There are over 40+ free trade zones in the UAE and these areas are favorable to all foreign investors. If you setup your business in a free trade zone in any of the emirates, then you will be granted various exemptions from the import and export duties, commercial taxes, land tax, building and property license fees and restrictions on the transfer of capital invested in the free trade zones.
You can also get an introduction to the Free Zones in the UAE by downloading our free guide here.
Step 7: Choose a good accounting system
Businesses run very effectively when there are good systems in place. One of the most important systems for any business is a good accounting system.
Accounting systems are the backbone of any business as they are necessary in order to create and manage budgets, set rates and prices, conduct business with other vendors, and for filing away your taxes.
You can even set up your accounting system all by yourself, or even hire an accountant to take away some of the paperwork. If you are decide to get started on your own, make sure that you consider all these questions which are very critical when choosing accounting software. You can read through our Basic Accounting Toolkit for details on setting up an accounting and bookkeeping system for your business in Dubai.
Step 8: Set up Your business location
Setting up a location is one of the prime aspect of your business operations whether you will have a home based office, a shared or private office space, or even a retail location.
You will have to think about your location, the equipments, and the overall setup, and then make sure that your business location works for the type of business.
Startups prefer desk-spaces to commence business, and then grow. In Dubai, visas are granted depending on the physical space leased (roughly 80 sq.ft. per visa), so you will have to provision for the number of employees that you plan to hire. Also you will need to give it a thought if it makes sense to buy or lease your own commercial space.
Step 9: Getting your team ready
If you are planning to hire employees, now is the time to start the process. Ensure that you take time to outline the positions that you need to fill along with the job roles and responsibilities which are integral to all the positions.

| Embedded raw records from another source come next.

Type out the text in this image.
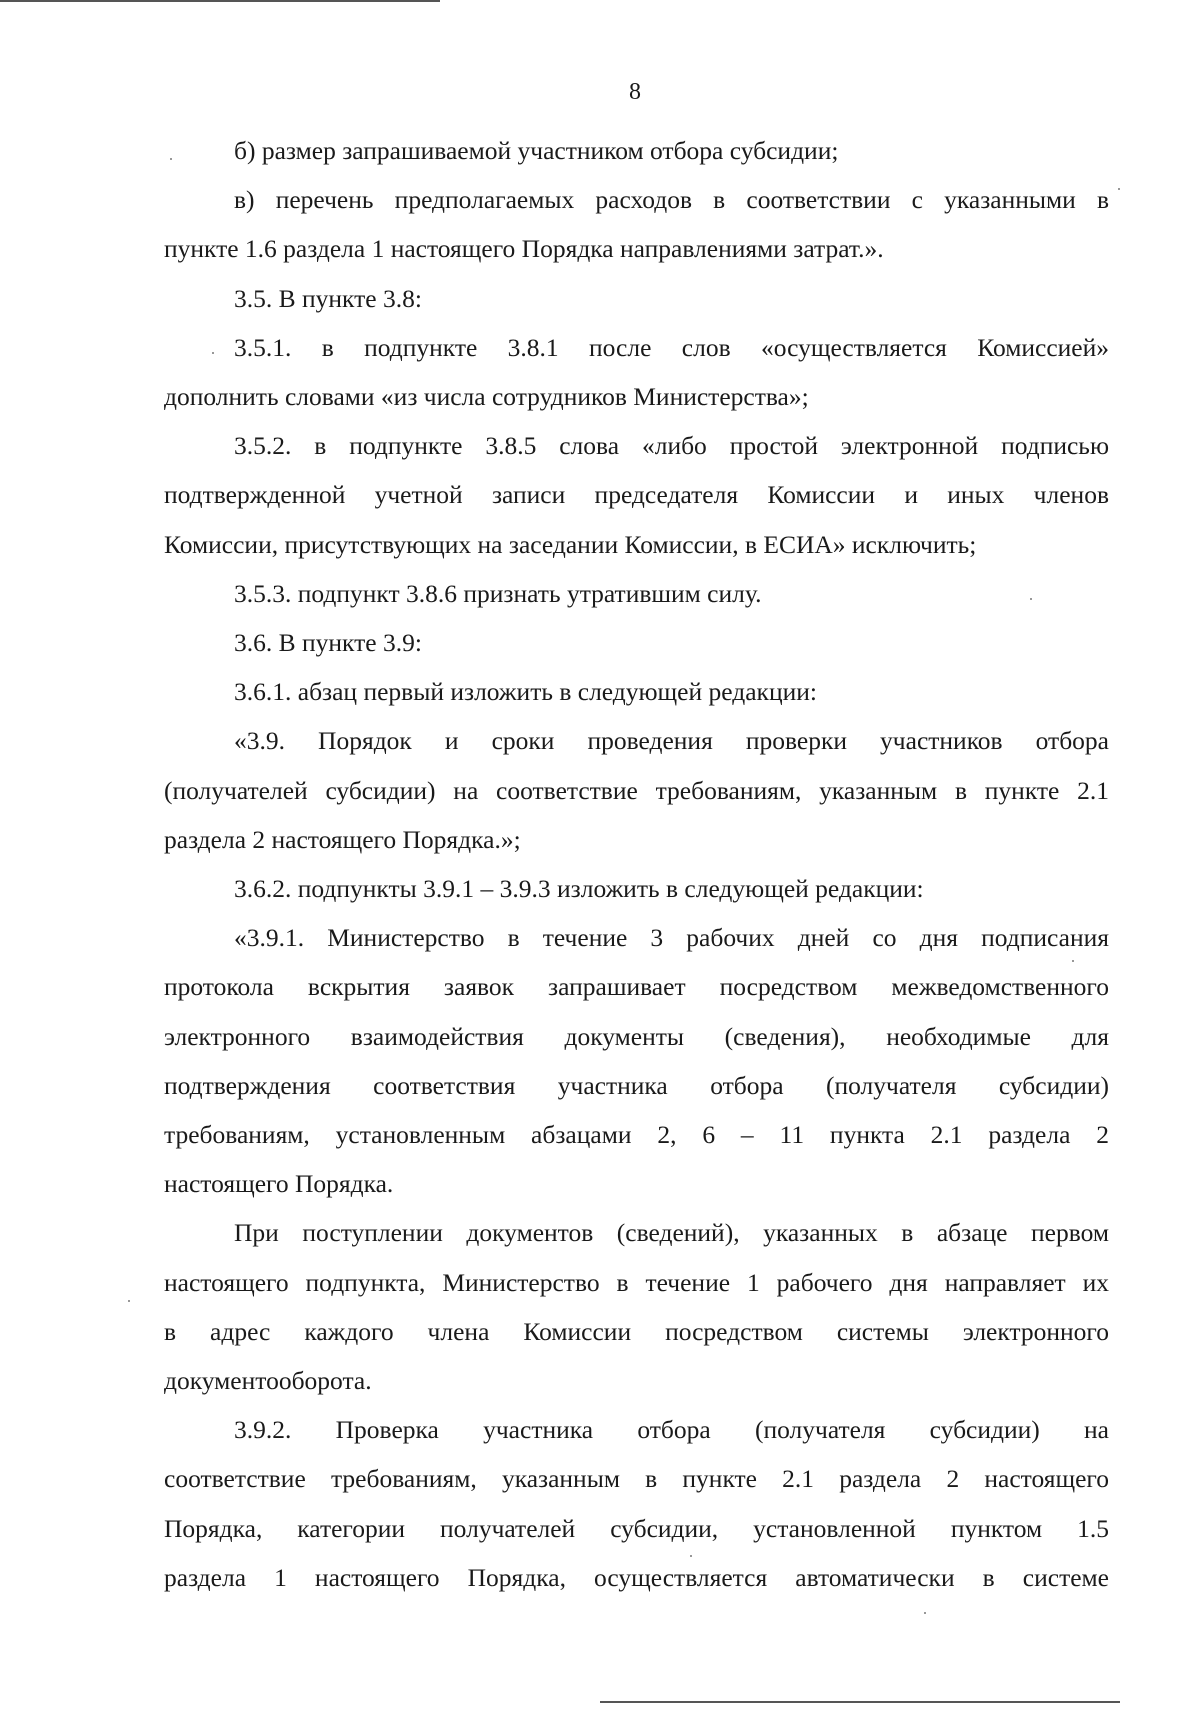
8

б) размер запрашиваемой участником отбора субсидии;

в) перечень предполагаемых расходов в соответствии с указанными в

пункте 1.6 раздела 1 настоящего Порядка направлениями затрат.».

3.5. В пункте 3.8:

3.5.1. в подпункте 3.8.1 после слов «осуществляется Комиссией»

дополнить словами «из числа сотрудников Министерства»;

3.5.2. в подпункте 3.8.5 слова «либо простой электронной подписью

подтвержденной учетной записи председателя Комиссии и иных членов

Комиссии, присутствующих на заседании Комиссии, в ЕСИА» исключить;

3.5.3. подпункт 3.8.6 признать утратившим силу.

3.6. В пункте 3.9:

3.6.1. абзац первый изложить в следующей редакции:

«3.9. Порядок и сроки проведения проверки участников отбора

(получателей субсидии) на соответствие требованиям, указанным в пункте 2.1

раздела 2 настоящего Порядка.»;

3.6.2. подпункты 3.9.1 – 3.9.3 изложить в следующей редакции:

«3.9.1. Министерство в течение 3 рабочих дней со дня подписания

протокола вскрытия заявок запрашивает посредством межведомственного

электронного взаимодействия документы (сведения), необходимые для

подтверждения соответствия участника отбора (получателя субсидии)

требованиям, установленным абзацами 2, 6 – 11 пункта 2.1 раздела 2

настоящего Порядка.

При поступлении документов (сведений), указанных в абзаце первом

настоящего подпункта, Министерство в течение 1 рабочего дня направляет их

в адрес каждого члена Комиссии посредством системы электронного

документооборота.

3.9.2. Проверка участника отбора (получателя субсидии) на

соответствие требованиям, указанным в пункте 2.1 раздела 2 настоящего

Порядка, категории получателей субсидии, установленной пунктом 1.5

раздела 1 настоящего Порядка, осуществляется автоматически в системе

If you are not hiring any employees, but rather outsourcing work to independent contractors, then now is the time to work with legal representative to get your independent contractor agreement in place and then start your search.
Lastly, if you are a solopreneur and hitting the small business road all by yourself, you may definitely not need any employees or contractors, but you will still need your own support team. This team should comprise of a mentor, a small business coach, or even your family and it will serve as your go-to resource for any guidance, inspiration and encouragement when the road gets bumpy.
Step 10: Promote your small business
Once your business is up and running, you aim will be to start attracting clients and customers immediately. Start with the basics by writing a USP or unique selling proposition and create a marketing plan for the business. The next step would be to explore as many small business marketing ideas as possible and then decide on how to promote your business in the most effective manner.
Once you have completed these business start-up activities, you will have most of the most important and basic work covered.
Always remember that success doesn’t happen overnight. Use the plan that you have created to constantly work on your business, and with that you will increase your chances of success.